Taussig using Benjamin and Burroughs to make sense of Colombia


I sat down to read a few more pages from My Cocaine Museum. The prose on page 16 is hallucinatory.

I’m struck by the reliance on European thinkers to attempt to make sense. In addition to Walter Benjamin and William Burroughs, Taussig calls upon Reichl-Dolmatoff and Goethe. This is a very Teutonic collection.

I’m also struck by some small errors in copy editing. Tangier misspelled in a footnote and gracias used when gracia was the correct word.

The word peasant is used often. It refers to a class of people who are powerless. I wonder how it works on me. I have tried to exorcise my own use of that blanket term as it robs individual specificity. I once used peon, the Spanish colonial term that simultaneously means pawn and poor — or peasant.

I feel like I have to take care while reading this book. It sat on my bookshelf next to Wade Davis’ One River.

Taussig uses a transposition at the end of the first chapter. He locates Cocaine sniffing dogs at the entrance of the gold museum. He is echoing the dogs he encountered in customs, at the airport. This is either a cheat or a literary figure. The dogs at the entrance to the Banco de la Republica are more like sniffing for explosives than for drugs.

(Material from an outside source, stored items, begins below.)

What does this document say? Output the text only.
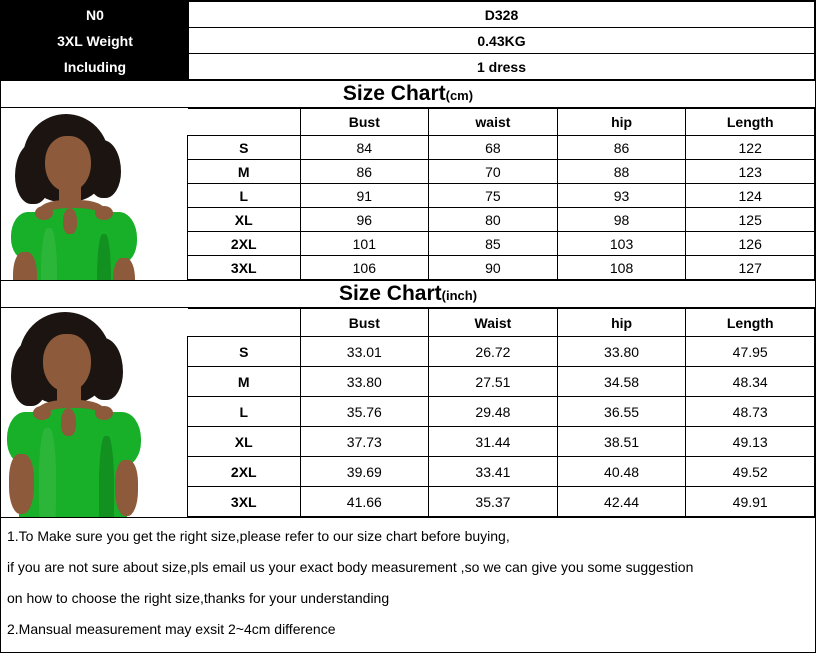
N0	D328
3XL Weight	0.43KG
Including	1 dress
Size Chart(cm)
	Bust	waist	hip	Length
S	84	68	86	122
M	86	70	88	123
L	91	75	93	124
XL	96	80	98	125
2XL	101	85	103	126
3XL	106	90	108	127
Size Chart(inch)
	Bust	Waist	hip	Length
S	33.01	26.72	33.80	47.95
M	33.80	27.51	34.58	48.34
L	35.76	29.48	36.55	48.73
XL	37.73	31.44	38.51	49.13
2XL	39.69	33.41	40.48	49.52
3XL	41.66	35.37	42.44	49.91

1.To Make sure you get the right size,please refer to our size chart before buying,

if you are not sure about size,pls email us your exact body measurement ,so we can give you some suggestion

on how to choose the right size,thanks for your understanding

2.Mansual measurement may exsit 2~4cm difference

In a purely academic sense Taussig is being dishonest and creating a false impression of reality. In the front-matter, though, he advises that truth and fiction are interchangeable at this location.

Is this an allusion to magical realism? Is this journalism with pretense of scholarship? Is Colombia so powerfully strange that authors have to resort to hallucinatory Impressionism?

I’m holding memories of Juan Gabriel Vazquez’ Sound Of Things Falling as I read.

I have to work on something else now.